We’ve all been walking about our day, or at home cleaning the house and we all of a sudden bend over and get either that locking up sensation that sends you to the ground. Or you get a jolt of lightning down your arm or leg, sometimes up the neck to the head. It’s scary, especially if you feel like you try to move and your back is spasming. This is where the story generally goes one of two ways, and that depends on how you learn about what’s going on.

Some providers out there will take a picture and explain just how terrible your back is. “The back of an 80-year old,” while talking to a 48-year old. It generates fear, frail thoughts, and beliefs that the body is weak.

Other providers will work around symptoms and understand that imaging and back pain don’t exactly paint the perfect picture. What’s actually happening?

Depending on sensation, you typically think nerve pain is associated with sharp and stabbing sensations, however you can also get weakness and sensation changes which can feel like static or just general loss of sensation. This is one way you can rule out if the feeling in your legs or arms is coming from the spine and potential nerve compression – which can be very serious. If you ever experience any loss of bowel/bladder control, sexual function changes, general sensation changes in the perineum/anus region talk to a healthcare professional. It’s not embarrassing. Read up: Cauda Equina Syndrome & Tethered Cord Syndrome.

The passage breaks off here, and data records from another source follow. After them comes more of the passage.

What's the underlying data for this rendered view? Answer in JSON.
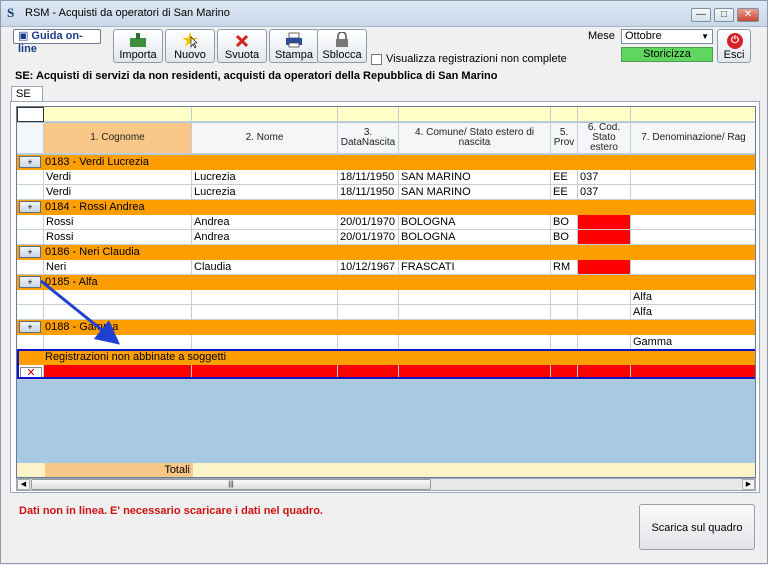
{
  "window": {
    "title": "RSM - Acquisti da operatori di San Marino",
    "icon_letter": "S",
    "minimize": "—",
    "maximize": "□",
    "close": "✕"
  },
  "toolbar": {
    "guida_label": "Guida on-line",
    "importa_label": "Importa",
    "nuovo_label": "Nuovo",
    "svuota_label": "Svuota",
    "stampa_label": "Stampa",
    "sblocca_label": "Sblocca",
    "checkbox_label": "Visualizza registrazioni non complete",
    "checkbox_checked": false,
    "mese_label": "Mese",
    "mese_value": "Ottobre",
    "storicizza_label": "Storicizza",
    "esci_label": "Esci"
  },
  "section_title": "SE: Acquisti di servizi da non residenti, acquisti da operatori della Repubblica di San Marino",
  "tab_label": "SE",
  "grid": {
    "columns": [
      "1. Cognome",
      "2. Nome",
      "3. DataNascita",
      "4. Comune/ Stato estero di nascita",
      "5. Prov",
      "6. Cod. Stato estero",
      "7. Denominazione/ Rag"
    ],
    "groups": [
      {
        "label": "0183 - Verdi Lucrezia",
        "rows": [
          [
            "Verdi",
            "Lucrezia",
            "18/11/1950",
            "SAN MARINO",
            "EE",
            "037",
            ""
          ],
          [
            "Verdi",
            "Lucrezia",
            "18/11/1950",
            "SAN MARINO",
            "EE",
            "037",
            ""
          ]
        ]
      },
      {
        "label": "0184 - Rossi Andrea",
        "rows": [
          [
            "Rossi",
            "Andrea",
            "20/01/1970",
            "BOLOGNA",
            "BO",
            "",
            ""
          ],
          [
            "Rossi",
            "Andrea",
            "20/01/1970",
            "BOLOGNA",
            "BO",
            "",
            ""
          ]
        ]
      },
      {
        "label": "0186 - Neri Claudia",
        "rows": [
          [
            "Neri",
            "Claudia",
            "10/12/1967",
            "FRASCATI",
            "RM",
            "",
            ""
          ]
        ]
      },
      {
        "label": "0185 - Alfa",
        "rows": [
          [
            "",
            "",
            "",
            "",
            "",
            "",
            "Alfa"
          ],
          [
            "",
            "",
            "",
            "",
            "",
            "",
            "Alfa"
          ]
        ]
      },
      {
        "label": "0188 - Gamma",
        "rows": [
          [
            "",
            "",
            "",
            "",
            "",
            "",
            "Gamma"
          ]
        ]
      }
    ],
    "unmatched_label": "Registrazioni non abbinate a soggetti",
    "unmatched_mark": "✕",
    "totals_label": "Totali",
    "expander_glyph": "+",
    "scroll_left": "◀",
    "scroll_right": "▶",
    "scroll_grip": "|||"
  },
  "status_message": "Dati non in linea. E' necessario scaricare i dati nel quadro.",
  "scarica_label": "Scarica sul quadro",
  "colors": {
    "group_orange": "#ff9e00",
    "missing_red": "#ff0000",
    "arrow_blue": "#1f3fd0",
    "storicizza_green": "#5fd75f"
  }
}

When it comes to the locking sensation I doubt you would be able to find any real studies on it, though it’s widely reported. From a professional anecdote it often seems to be something like a quick movement or increased range of motion in a movement, with or without weights or load that causes it. I think there is too much of a stretch through the muscle spindles/GTO and all of the small muscles around the spine spasm and release. This could potentially cause a large soreness from the forceful contraction or actual micro-injuries that are slightly painful and linger for a few days. This is plenty of time for us to constantly think about the situation and magnify our symptoms, most times, just getting my patient’s moving again and showing their bodies that it’s not as scary out there as we let our minds think, they feel 100% better. Future research can only be so kind as to answer the question.


It’s something to think about – we are our own worst enemy with symptom magnification and perseveration. If you happen to remember this while you’re lying on our back, take some deep breaths, gently start rolling your hips in all directions and I imagine it’ll pass.